Les rapports médicaux produits ultérieurement par la recourante ne suffisent pas à remettre en doute les conclusions des médecins de la Clinique G.________ et du Dr T.________, dont les rapports remplissent au demeurant les réquisits jurisprudentiels pour se voir accorder une pleine valeur probante (cf. consid. 4 supra). En effet, tant la Dresse A.________ que le Dr L.________ exposent que la capacité de travail de la recourant serait nulle dans toute activité pour des raisons psychiques (état de stress post traumatique). Or, le lien de causalité adéquate entre les troubles psychiques constatés et l’accident doit être nié (cf. consid. 5 supra).
Le Dr Q.________, quant à lui, se limite à indiquer qu’un lien entre les plaintes de l’assurée et l’accident est plausible, en relevant toutefois qu’aucun élément objectif au niveau de l’examen clinique ou du bilan radiologique ne permettait de lier ces événements avec certitude. Il tient compte également de facteurs psychologiques dans son appréciation quant à la capacité de travail de la recourante. Or comme on l’a vu, ces facteurs doivent être écartés dans l’évaluation de cette capacité.
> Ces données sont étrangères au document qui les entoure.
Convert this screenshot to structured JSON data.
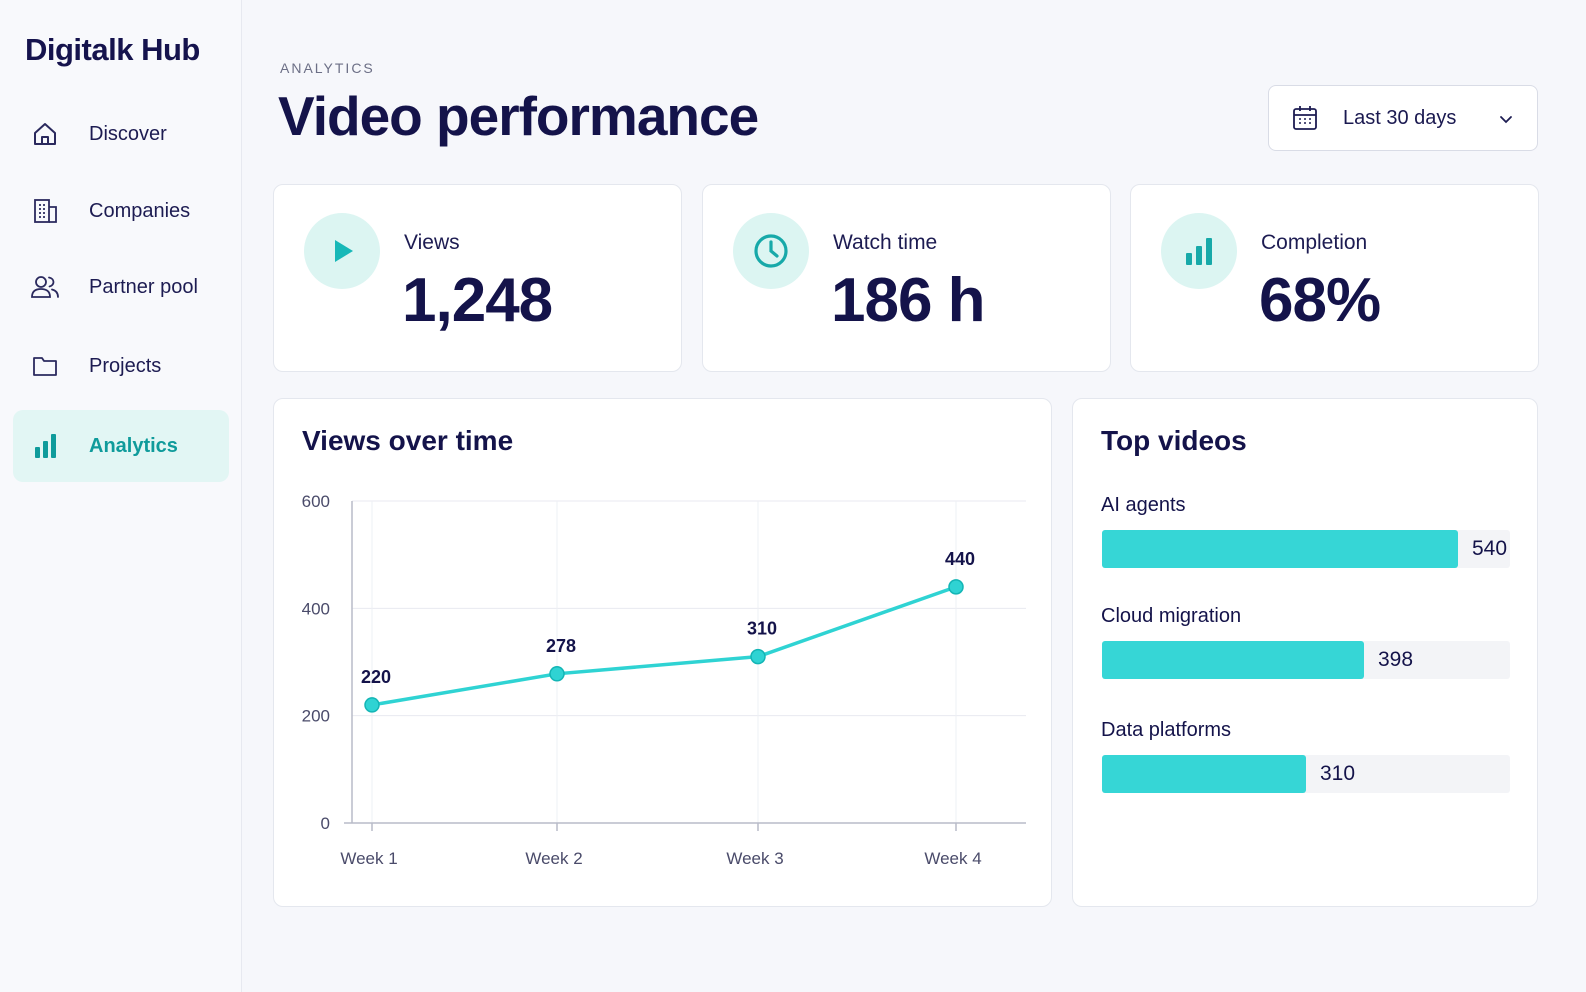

Ainsi, l’appréciation du Dr Q.________ ne saurait remettre en cause les avis des médecins de la Clinique G.________ et du médecin d’arrondissement de la CNA.
On relèvera encore que la CNA a tenu compte des atteintes à la nuque (cervico-brachialgies) présentes chez la recourante puisqu’elle a précisément retenu des limitations fonctionnelles (port de charges supérieures à 10 kg, mouvements répétitifs de la nuque) dans une activité adaptée.
C’est en définitive à bon droit que l’intimée a considéré que la recourante disposait d’une pleine capacité de travail dans une activité adaptée respectant les limitations fonctionnelles décrites par les médecins de la Clinique G.________ et confirmées par son médecin-conseil.
7. La recourante ne conteste pas en tant que telle l’évaluation du degré d’invalidité effectuée par l’intimée, ni le taux de l’IPAI retenu, si bien qu’il n’y a pas lieu d’examiner plus avant ces éléments.
8. a) Compte tenu de ce qui précède, le recours doit être rejeté et la décision sur opposition du 2 mars 2018 confirmée.
b) La procédure étant gratuite (art. 61 let. a LPGA), le présent arrêt est rendu sans frais. Par ailleurs, la recourante n’obtenant pas gain de cause, elle n’a pas droit à des dépens (art. 61 let. g LPGA a contrario).
Par ces motifs,
la Cour des assurances sociales
prononce :
I. Le recours est rejeté.
II. La décision sur opposition rendue le 2 mars 2018 par la Caisse nationale suisse d’assurance en cas d’accidents est confirmée.
III. Il n’est pas perçu de frais judiciaires, ni alloué de dépens.
La présidente : La greffière :
Du
L'arrêt qui précède, dont la rédaction a été approuvée à huis clos, est notifié à :
‑ Me Daniel Strub (pour V.________),
‑ Caisse nationale suisse d’assurance en cas d’accidents,
- Office fédéral de la santé publique,
par l'envoi de photocopies.
Le présent arrêt peut faire l'objet d'un recours en matière de droit public devant le Tribunal fédéral au sens des art. 82 ss LTF (loi du 17 juin 2005 sur le Tribunal fédéral ; RS 173.110), cas échéant d'un recours constitutionnel subsidiaire au sens des art. 113 ss LTF. Ces recours doivent être déposés devant le Tribunal fédéral (Schweizerhofquai 6, 6004 Lucerne) dans les trente jours qui suivent la présente notification (art. 100 al. 1 LTF).